One of the glories of my garden right now is my ‘Blue Chiffon’ rose of sharon. The plant’s flowers have a frilly center that qualifies them as “double” (a status much valued in the gardening community). I also love their bluish color, which is further enhanced by where I’m growing them. I grow mine near some coneflowers. Now, when you hear mention of the latter, you probably think of purple coneflower; but mine are orangey. Color theory tells us that blue and orange are contrasting colors. Maybe that’s why this particular patch of the garden is really catching my eye these days.
But soon, my focus in the landscape will be shifting elsewhere, as other plants will come into bloom and greedily steal my attention. That’s the wonderful thing about the rhythms of the seasons as played out in the garden: there’s no time to become bored with any one group of flowers, because our floral ensembles are subject to an inexorable Heraclitean flux. Saturday’s hero yields to a new star, who will, in turn, know the same fate. Not that we gardeners are fickle, mind you. We simply realize that admiring a landscape is more akin to watching a movie than to ogling a piece of sculpture: we find what we like in each frame but are always ready to move on to the next, so as to keep up. In the North, we have all winter to look back and critique the horticultural “film” that we have been watching unfold.
A perhaps unfortunate by-product of having Blue Chiffon in my yard is that, each time I think of the plant’s name, what floods my mind is the jingle for the old Chiffon Margarine commercials on TV. For those too young to remember, an actress playing Mother Nature was shown tasting (unbeknownst to her) some Chiffon and proclaiming it to be some of her “delicious butter.” When the narrator informs her that, no, it’s Chiffon, her response is, “It’s not nice to fool Mother Nature.”
But in the case of my yard’s next floral standout (I’m expecting it to bloom later this month), I did very much have to fool Mother Nature to make my enjoyment of it possible. I’m talking about crepe myrtle tree, one of the floral superstars of the landscape of the Southeast. There’s only one problem: I live in the zone-5 New England, not the Southeast.
So how did I pull the proverbial wool over Mother Nature’s eyes? By building a small protective plywood structure around my crepe myrtle (which I treat as a shrub rather than as a tree) and stuffing it to the gills with mulch, I created a microclimate to get it through the winter. Mother Nature fell for it hook, line and sinker.

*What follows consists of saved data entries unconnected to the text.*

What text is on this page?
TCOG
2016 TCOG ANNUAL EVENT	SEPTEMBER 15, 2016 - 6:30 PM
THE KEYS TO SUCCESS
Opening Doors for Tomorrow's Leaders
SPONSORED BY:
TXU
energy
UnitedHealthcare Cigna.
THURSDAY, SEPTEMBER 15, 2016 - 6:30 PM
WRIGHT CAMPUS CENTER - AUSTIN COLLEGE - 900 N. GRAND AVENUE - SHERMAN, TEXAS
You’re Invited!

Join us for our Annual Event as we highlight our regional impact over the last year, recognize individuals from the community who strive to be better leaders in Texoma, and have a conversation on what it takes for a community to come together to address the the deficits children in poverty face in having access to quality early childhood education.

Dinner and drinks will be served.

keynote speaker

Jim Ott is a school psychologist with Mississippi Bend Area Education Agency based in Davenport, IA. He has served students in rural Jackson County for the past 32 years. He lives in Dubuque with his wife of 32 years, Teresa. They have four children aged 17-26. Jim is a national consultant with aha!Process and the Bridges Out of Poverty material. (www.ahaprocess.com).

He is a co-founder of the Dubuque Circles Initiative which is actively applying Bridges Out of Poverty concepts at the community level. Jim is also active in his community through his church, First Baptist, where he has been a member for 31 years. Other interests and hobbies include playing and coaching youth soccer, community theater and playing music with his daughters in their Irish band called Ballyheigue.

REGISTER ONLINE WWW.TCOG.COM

I engaged in similar trickery with winter jasmine, which is not supposed to be hardy north of zone 6. My winter jasmine is planted up against the south wall of my house, which gives it a bit of an edge. Instead of wrapping it in a plywood structure, I built a mini-greenhouse out of plastic for it, with a removable top. The top could be lifted on warmish days in late winter to release excess trapped heat. The plant bloomed for me in early March, helping relieve the winter doldrums.
There are hardy types of palm trees that some people might be able to get away with growing; I haven’t dared try here in New England. Nor is there much hope for one of my Mediterranean-style favorites, the bougainvillea. I don’t think Mother Nature is quite that gullible.
That’s OK. I’m content with my success in the two cases of shysterism cited above. Every day now I gaze with appreciation at the foliage of my crepe myrtle (old leaves dark green, new ones red), brimming with anticipation for its blossoming. Never mind what the old commercial said. I say it’s so nice to fool Mother Nature!